When the “Difficulty-with-Editing” Trait Becomes an Asset
By Dr. Sandra Wise, Licensed Psychologist, Owner of Eye of A Horse
We’ve heard it over and over: “Individuals with Asperger’s don’t edit themselves when interacting with others.” This behavioral characteristic is typically viewed as a detriment. I’d like to revisit that perspective by describing a context in which this trait proved to be beneficial for all parties involved, and, moreover, provided psychology graduate students an opportunity to take a fresh look at our society’s current dictum that attempts to restrict speech to only that which is judged to be “politically correct.”
I was scheduled to teach “The Dynamics of Group Psychotherapy” to doctoral students in the Clinical Psychology program at Florida Institute of Technology. I wanted to include an experiential “hands-on” component so that the student therapists could learn how to lead an interpersonal process group right in the classroom. This specific type of psychotherapy calls for a small heterogeneous group of individuals to interact directly with one another to explore their interpersonal style and the impact it has on others. The goal is to have individuals who are experiencing ordinary “problems of living” (rather than severe psychopathology) create a microcosm within the group, reflecting their style in “the real world.” Members are encouraged to give honest reactions/responses to each other about anything that is happening within the group, but are discouraged from focusing on personal events or situations outside the group. There is no particular theme or format. All of the focus is on what is happening in the present moment between the members sitting in the group.
This type of group psychotherapy is very challenging to facilitate, as compared to a “psychoeducational” group, which is more like a class with a leader serving as teacher. It also differs from a “diagnosis-based” group, such as a group consisting of members who have all been diagnosed with cancer or an anxiety disorder, and thus maintains a tight focus on a single theme.
Instead, a process group is about pure interactive process. And this is exactly what makes such a group difficult to facilitate. Most group members try to be overly polite and are hesitant to give honest feedback to one another, even when experiencing a strong reaction to a fellow member.
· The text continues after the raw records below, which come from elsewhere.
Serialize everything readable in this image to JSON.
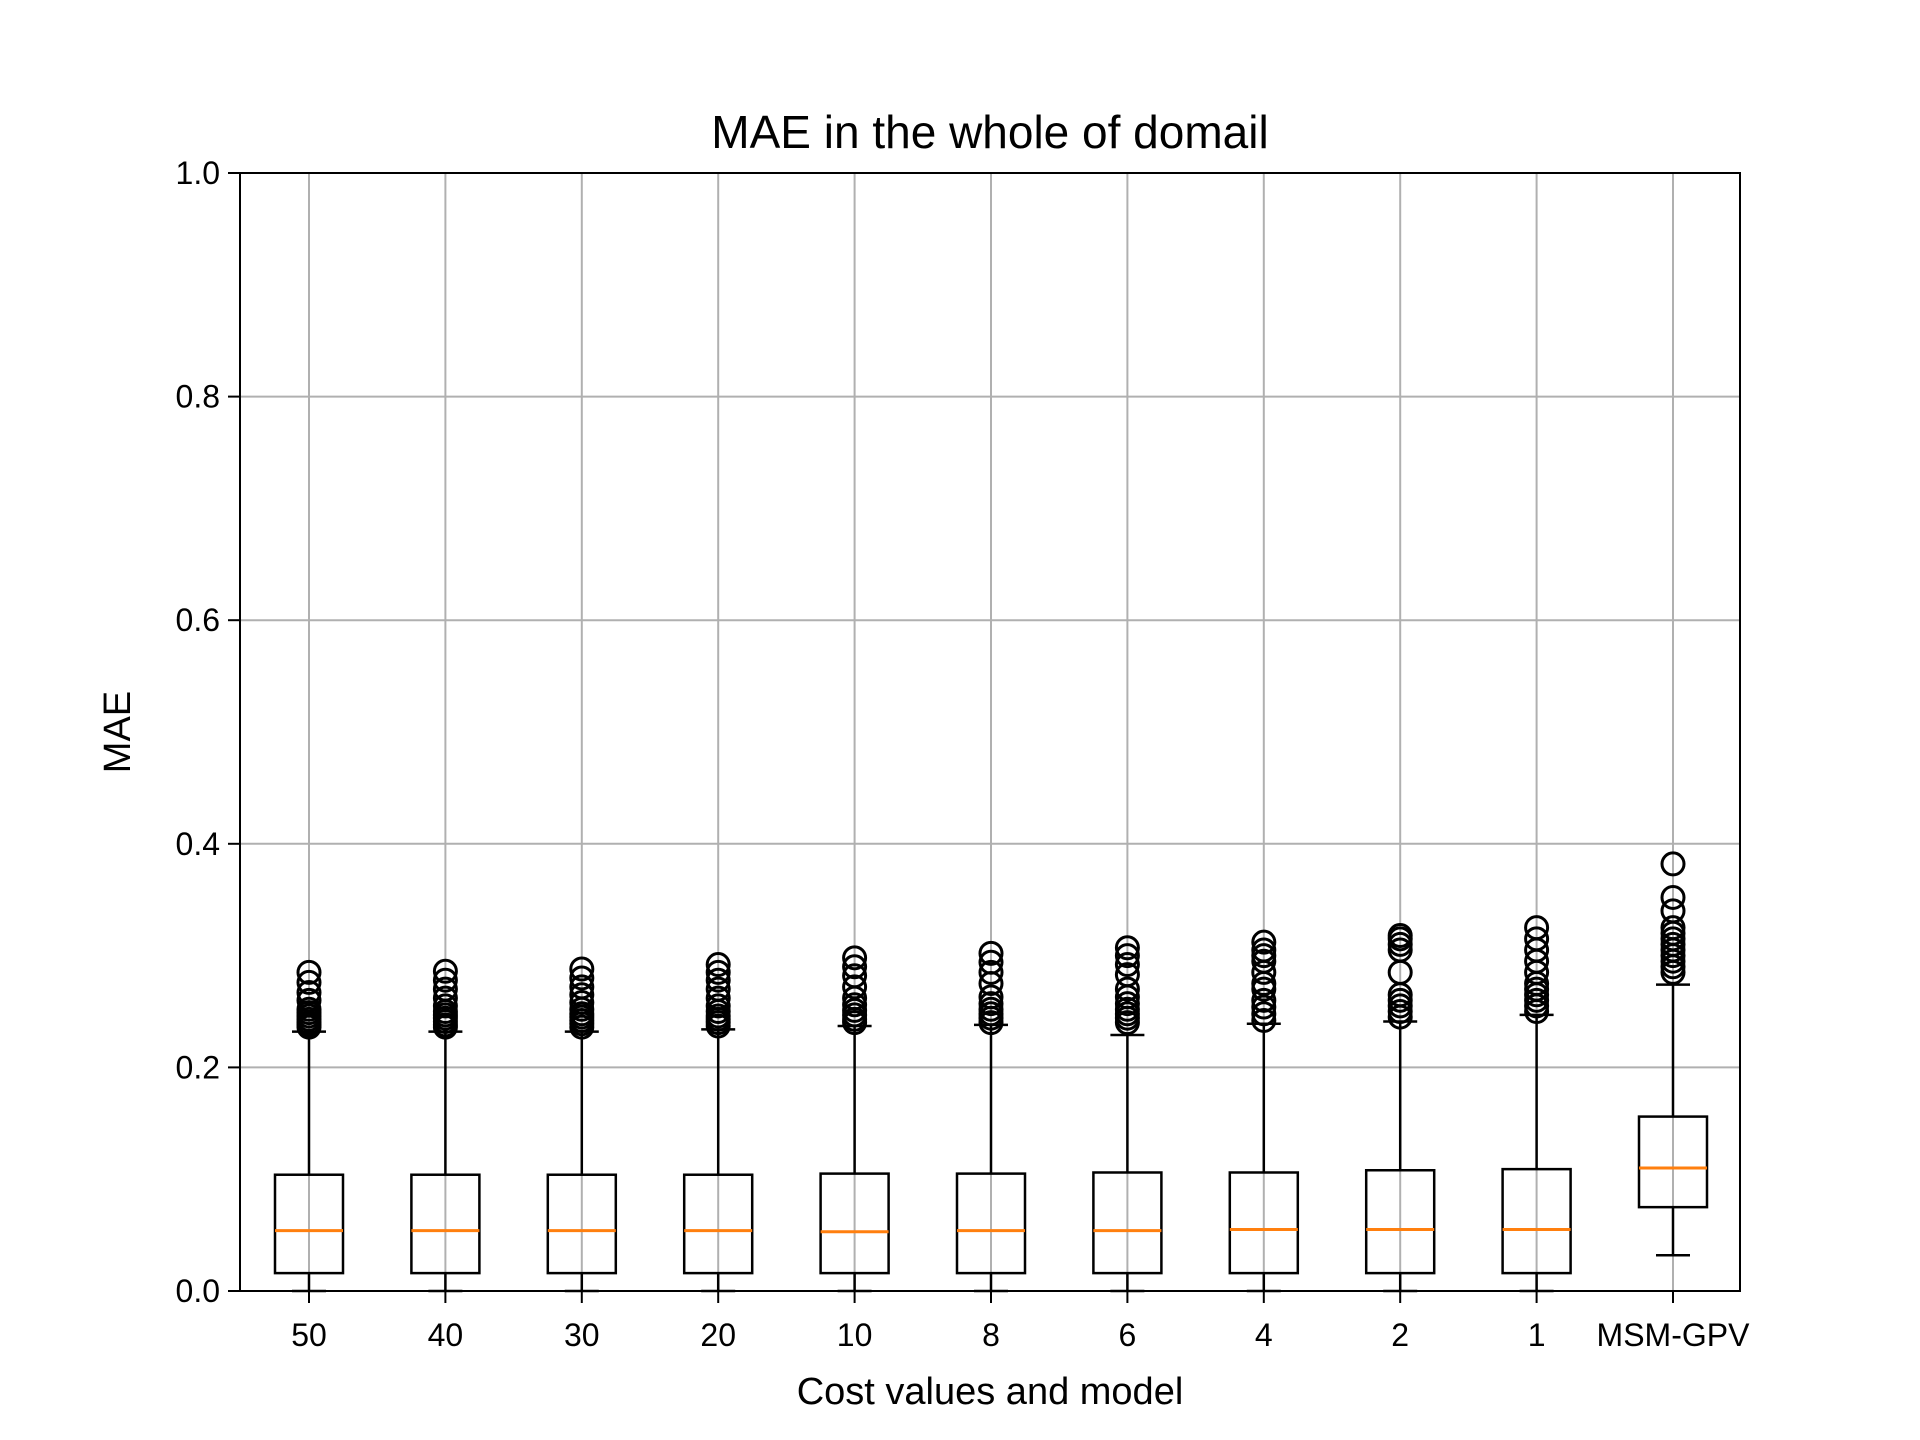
{
  "chart_data": {
    "type": "box",
    "title": "MAE in the whole of domail",
    "xlabel": "Cost values and model",
    "ylabel": "MAE",
    "ylim": [
      0,
      1.0
    ],
    "yticks": [
      "0.0",
      "0.2",
      "0.4",
      "0.6",
      "0.8",
      "1.0"
    ],
    "grid": true,
    "colors": {
      "median": "#ff7f0e",
      "box": "#000000",
      "grid": "#b0b0b0"
    },
    "categories": [
      "50",
      "40",
      "30",
      "20",
      "10",
      "8",
      "6",
      "4",
      "2",
      "1",
      "MSM-GPV"
    ],
    "boxes": [
      {
        "whislo": 0.0,
        "q1": 0.016,
        "med": 0.054,
        "q3": 0.104,
        "whishi": 0.232,
        "fliers": [
          0.236,
          0.238,
          0.24,
          0.243,
          0.246,
          0.249,
          0.252,
          0.26,
          0.267,
          0.276,
          0.285
        ]
      },
      {
        "whislo": 0.0,
        "q1": 0.016,
        "med": 0.054,
        "q3": 0.104,
        "whishi": 0.232,
        "fliers": [
          0.236,
          0.238,
          0.241,
          0.244,
          0.247,
          0.25,
          0.255,
          0.262,
          0.27,
          0.278,
          0.286
        ]
      },
      {
        "whislo": 0.0,
        "q1": 0.016,
        "med": 0.054,
        "q3": 0.104,
        "whishi": 0.232,
        "fliers": [
          0.236,
          0.239,
          0.242,
          0.245,
          0.248,
          0.252,
          0.258,
          0.265,
          0.272,
          0.28,
          0.288
        ]
      },
      {
        "whislo": 0.0,
        "q1": 0.016,
        "med": 0.054,
        "q3": 0.104,
        "whishi": 0.234,
        "fliers": [
          0.237,
          0.24,
          0.243,
          0.246,
          0.25,
          0.255,
          0.262,
          0.27,
          0.278,
          0.285,
          0.292
        ]
      },
      {
        "whislo": 0.0,
        "q1": 0.016,
        "med": 0.053,
        "q3": 0.105,
        "whishi": 0.237,
        "fliers": [
          0.24,
          0.243,
          0.247,
          0.251,
          0.256,
          0.262,
          0.272,
          0.282,
          0.29,
          0.298
        ]
      },
      {
        "whislo": 0.0,
        "q1": 0.016,
        "med": 0.054,
        "q3": 0.105,
        "whishi": 0.238,
        "fliers": [
          0.24,
          0.244,
          0.248,
          0.252,
          0.257,
          0.263,
          0.275,
          0.285,
          0.294,
          0.302
        ]
      },
      {
        "whislo": 0.0,
        "q1": 0.016,
        "med": 0.054,
        "q3": 0.106,
        "whishi": 0.229,
        "fliers": [
          0.24,
          0.244,
          0.248,
          0.252,
          0.257,
          0.263,
          0.27,
          0.283,
          0.292,
          0.3,
          0.307
        ]
      },
      {
        "whislo": 0.0,
        "q1": 0.016,
        "med": 0.055,
        "q3": 0.106,
        "whishi": 0.239,
        "fliers": [
          0.242,
          0.248,
          0.254,
          0.26,
          0.27,
          0.275,
          0.285,
          0.295,
          0.3,
          0.305,
          0.312
        ]
      },
      {
        "whislo": 0.0,
        "q1": 0.016,
        "med": 0.055,
        "q3": 0.108,
        "whishi": 0.241,
        "fliers": [
          0.245,
          0.25,
          0.255,
          0.26,
          0.265,
          0.285,
          0.305,
          0.31,
          0.315,
          0.318
        ]
      },
      {
        "whislo": 0.0,
        "q1": 0.016,
        "med": 0.055,
        "q3": 0.109,
        "whishi": 0.247,
        "fliers": [
          0.25,
          0.255,
          0.26,
          0.265,
          0.27,
          0.275,
          0.285,
          0.295,
          0.305,
          0.315,
          0.325
        ]
      },
      {
        "whislo": 0.032,
        "q1": 0.075,
        "med": 0.11,
        "q3": 0.156,
        "whishi": 0.274,
        "fliers": [
          0.285,
          0.29,
          0.295,
          0.3,
          0.305,
          0.31,
          0.315,
          0.32,
          0.325,
          0.34,
          0.352,
          0.382
        ]
      }
    ]
  }
}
It often takes months of weekly sessions for members to feel comfortable speaking their mind, whether about their own or others’ behaviors in the group sessions. Moreover, I have found that the recent trend toward “political correctness” has made this tendency to “over-edit” even more pronounced in such group settings, as many individuals are more than ever concerned about being criticized for saying the wrong thing or using the wrong language and “offending” someone.
Unfortunately, I only had twelve class meetings in which I could schedule a group for the doctoral students to co-facilitate. Even if I could recruit individuals to be in a group, it would likely take them so long to generate some honest and direct group process that it would not serve as an effective learning exercise for the doctoral students or as a therapeutic experience for the group members.
This is where College Internship Program (CIP) saved the day. Having worked with many of the students at CIP in a different context, and being aware of this “difficulty-with-editing” trait that is so prevalent, I approached the Melbourne campus about the possibility of recruiting six of their students to be in the psychotherapy process group for my class. I explained that the group would not focus on Asperger’s per se, and that the doctoral students would not initially be told anything about the group members, other than the fact that I had recruited these six young adults for this experience.
This plan indeed proved to be the answer to my dilemma. From the very first group session, the CIP students provided open and honest responses and reactions to each other. With only minimal guidance and rule reinforcement, they essentially ran their own group and demonstrated to the psychology doctoral students the richness of honest, direct, present-moment interaction.
I believe that the success of this graduate course rested in great part on a trait in the group members that is so often viewed as a detriment. When told that they were expected to be honest and straight-forward, yet kind, the CIP students were immediately able to do so, unlike most typical members who would take many weeks before allowing themselves this advantage. Because of this ability, these CIP students themselves benefited from the group psychotherapy experience, even though it lasted only twelve weeks. (Traditional standards suggest that such groups should be maintained for at least a year in order to be effective.)
Additionally, the feedback that the psychology students provided at the end of the course was effusive. Many described this class as one of the best learning experiences in their entire doctoral program due to the quality of the honest and direct interpersonal interactions they were privileged to observe on the part of the group members from CIP.
This win-win situation should make us all stop and consider the impact of attempts aimed at limiting speech, whether through mandates of political correctness or through chastising those who tend to speak their mind and see no need to overly edit. Yes, we all need to be kind and considerate, but could there be times when over-editing might work against us? Under the right circumstances, saying what you honestly think and feel can give others a true read on who you are, can validate opinions the listener holds himself but has been hesitant to voice, or can make him think about long-held opinions that need revisiting. If sensitively expressed, such open, honest, and direct speech can model behavior that could counterbalance today’s misguided tendency to play word games in the name of being politically correct. In the proper context, possessing the ability and willingness to speak one’s mind can be a valuable asset. Maybe this is just another lesson we can learn from folks on the spectrum.